"Can You Trust Your Computer?" (2002) is stallman's analysis of "trusted computing" — specifically Microsoft's "Palladium" initiative (later renamed "Next-Generation Secure Computing Base") and the Trusted Computing Platform Alliance (TCPA). The essay's central rhetorical move, which became widely influential, is reversing the question embedded in the phrase "trusted computing": trusted by whom? A system designed so that content owners and software vendors can trust that the hardware will enforce their restrictions is a system that users cannot trust to act in their interests.
The essay identifies the threat concisely. Trusted computing hardware (TPM chips) and the software infrastructure built on them would enable: (1) remote attestation — the ability of a remote server to verify what software is running on a user's machine; (2) sealed storage — encryption of data in ways tied to specific software, so that software updates or replacements would lose access to the user's own data; (3) curtained memory — software hidden from the user's inspection even while running on their hardware.

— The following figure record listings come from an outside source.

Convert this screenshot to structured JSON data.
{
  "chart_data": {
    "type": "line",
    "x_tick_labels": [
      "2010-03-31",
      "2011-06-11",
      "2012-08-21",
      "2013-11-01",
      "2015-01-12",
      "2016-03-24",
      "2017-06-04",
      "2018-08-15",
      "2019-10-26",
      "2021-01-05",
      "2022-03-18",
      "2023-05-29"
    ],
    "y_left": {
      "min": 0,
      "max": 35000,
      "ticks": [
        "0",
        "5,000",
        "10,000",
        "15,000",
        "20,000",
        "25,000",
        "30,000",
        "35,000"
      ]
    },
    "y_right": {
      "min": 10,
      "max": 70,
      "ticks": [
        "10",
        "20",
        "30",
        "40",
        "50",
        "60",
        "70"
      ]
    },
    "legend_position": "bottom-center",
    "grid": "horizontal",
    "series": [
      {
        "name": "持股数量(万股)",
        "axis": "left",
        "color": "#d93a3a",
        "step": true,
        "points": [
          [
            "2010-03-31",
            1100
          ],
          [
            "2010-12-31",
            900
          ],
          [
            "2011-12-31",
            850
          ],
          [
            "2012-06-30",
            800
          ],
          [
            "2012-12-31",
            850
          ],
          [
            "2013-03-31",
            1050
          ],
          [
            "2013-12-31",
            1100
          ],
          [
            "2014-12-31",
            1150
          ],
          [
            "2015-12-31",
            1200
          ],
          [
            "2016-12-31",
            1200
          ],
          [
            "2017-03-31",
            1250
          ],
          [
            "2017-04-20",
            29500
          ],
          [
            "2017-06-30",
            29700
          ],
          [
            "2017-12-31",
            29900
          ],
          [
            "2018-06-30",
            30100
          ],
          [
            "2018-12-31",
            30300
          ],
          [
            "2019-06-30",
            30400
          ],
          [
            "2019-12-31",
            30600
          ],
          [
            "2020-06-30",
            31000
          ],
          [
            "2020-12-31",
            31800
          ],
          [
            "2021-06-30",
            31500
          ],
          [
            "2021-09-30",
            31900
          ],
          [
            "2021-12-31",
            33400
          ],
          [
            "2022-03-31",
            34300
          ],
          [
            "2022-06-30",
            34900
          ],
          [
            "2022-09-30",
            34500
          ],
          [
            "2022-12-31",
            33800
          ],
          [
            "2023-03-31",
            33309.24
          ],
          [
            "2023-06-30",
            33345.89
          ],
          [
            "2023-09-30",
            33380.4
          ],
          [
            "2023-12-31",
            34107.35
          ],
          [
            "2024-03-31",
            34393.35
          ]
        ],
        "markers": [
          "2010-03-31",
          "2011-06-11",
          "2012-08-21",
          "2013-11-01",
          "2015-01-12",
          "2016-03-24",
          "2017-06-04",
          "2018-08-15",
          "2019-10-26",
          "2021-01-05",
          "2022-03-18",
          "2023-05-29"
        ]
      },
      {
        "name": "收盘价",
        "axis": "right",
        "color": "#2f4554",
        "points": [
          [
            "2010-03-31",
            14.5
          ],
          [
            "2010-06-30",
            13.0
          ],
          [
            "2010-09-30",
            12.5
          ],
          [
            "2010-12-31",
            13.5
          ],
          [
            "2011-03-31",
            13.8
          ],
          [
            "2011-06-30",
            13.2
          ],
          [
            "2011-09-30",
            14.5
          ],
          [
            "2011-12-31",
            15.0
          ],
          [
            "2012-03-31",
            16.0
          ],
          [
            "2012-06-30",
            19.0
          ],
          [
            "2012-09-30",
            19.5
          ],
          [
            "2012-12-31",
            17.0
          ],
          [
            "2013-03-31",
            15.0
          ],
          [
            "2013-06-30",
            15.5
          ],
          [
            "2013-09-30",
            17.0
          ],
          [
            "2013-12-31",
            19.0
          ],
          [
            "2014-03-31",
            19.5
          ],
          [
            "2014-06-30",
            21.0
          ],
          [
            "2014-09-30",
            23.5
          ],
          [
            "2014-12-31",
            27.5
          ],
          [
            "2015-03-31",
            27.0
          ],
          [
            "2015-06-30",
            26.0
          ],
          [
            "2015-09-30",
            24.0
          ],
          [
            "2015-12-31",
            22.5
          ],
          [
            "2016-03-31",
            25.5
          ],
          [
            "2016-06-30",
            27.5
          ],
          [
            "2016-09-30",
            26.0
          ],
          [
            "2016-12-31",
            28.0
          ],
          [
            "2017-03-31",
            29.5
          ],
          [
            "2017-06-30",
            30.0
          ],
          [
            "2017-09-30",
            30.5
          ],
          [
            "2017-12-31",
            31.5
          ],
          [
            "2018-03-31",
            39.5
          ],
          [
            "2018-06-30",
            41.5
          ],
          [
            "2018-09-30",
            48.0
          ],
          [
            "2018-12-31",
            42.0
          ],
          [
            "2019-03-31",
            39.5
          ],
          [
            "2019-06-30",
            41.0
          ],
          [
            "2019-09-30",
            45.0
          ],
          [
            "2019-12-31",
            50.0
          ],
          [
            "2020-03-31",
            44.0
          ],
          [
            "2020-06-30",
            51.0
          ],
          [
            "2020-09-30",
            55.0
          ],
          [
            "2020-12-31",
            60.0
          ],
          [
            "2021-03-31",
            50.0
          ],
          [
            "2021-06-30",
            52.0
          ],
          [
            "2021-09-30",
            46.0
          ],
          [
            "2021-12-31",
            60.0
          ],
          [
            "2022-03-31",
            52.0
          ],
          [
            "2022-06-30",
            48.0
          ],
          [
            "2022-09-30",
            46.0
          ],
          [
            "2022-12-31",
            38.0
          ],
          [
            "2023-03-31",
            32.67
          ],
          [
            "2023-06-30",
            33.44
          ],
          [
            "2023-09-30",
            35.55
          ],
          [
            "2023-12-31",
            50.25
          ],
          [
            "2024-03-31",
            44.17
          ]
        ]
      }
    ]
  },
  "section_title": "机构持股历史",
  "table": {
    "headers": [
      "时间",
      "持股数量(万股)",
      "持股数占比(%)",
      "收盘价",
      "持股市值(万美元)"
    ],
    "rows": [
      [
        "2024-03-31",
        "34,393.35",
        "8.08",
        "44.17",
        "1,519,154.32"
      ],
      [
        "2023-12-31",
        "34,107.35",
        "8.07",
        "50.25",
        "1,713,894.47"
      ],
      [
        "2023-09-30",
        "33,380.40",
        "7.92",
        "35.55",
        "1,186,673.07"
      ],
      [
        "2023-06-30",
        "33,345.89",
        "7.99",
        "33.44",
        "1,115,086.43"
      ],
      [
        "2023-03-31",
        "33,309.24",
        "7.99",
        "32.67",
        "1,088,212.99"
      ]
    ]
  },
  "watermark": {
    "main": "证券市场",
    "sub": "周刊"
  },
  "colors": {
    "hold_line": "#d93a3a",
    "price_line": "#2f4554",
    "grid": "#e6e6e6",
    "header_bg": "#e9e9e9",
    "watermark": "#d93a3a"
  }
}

stallman's analysis is that these capabilities, while technically described as security features, are primarily mechanisms of control. Remote attestation would allow content distributors to refuse service to computers running software they haven't approved — meaning GNU/Linux systems could be locked out of services, documents, and media. Sealed storage would make it impossible to migrate data when switching software. Curtained memory would make it impossible to inspect what programs are actually doing.
The connection to digital-restrictions-management is direct: trusted computing is the hardware layer that makes DRM enforceable in ways that pure software cannot achieve, because software DRM can always be reverse-engineered on hardware the user controls. With trusted computing hardware, the user's own computer becomes an adversary.
This essay was widely read and influenced thinking at electronic-frontier-foundation and elsewhere. It connects directly to the later development of gpl-v3's anti-tivoization clause: tivoization is precisely the scenario "Can You Trust Your Computer?" describes — using hardware to prevent users from running modified software. The essay also connects to right-to-read-essay: the dystopian future stallman sketched in 1997 now had specific technical mechanisms named and described.
The essay was written during the free-vs-open-source-schism-1998-2007 era, when debates about software freedom were moving from licensing to hardware and infrastructure. eric-raymond and the open source camp generally downplayed these concerns as ideological; the free-software-foundation position was that they were the natural consequence of not insisting on user freedom from the beginning.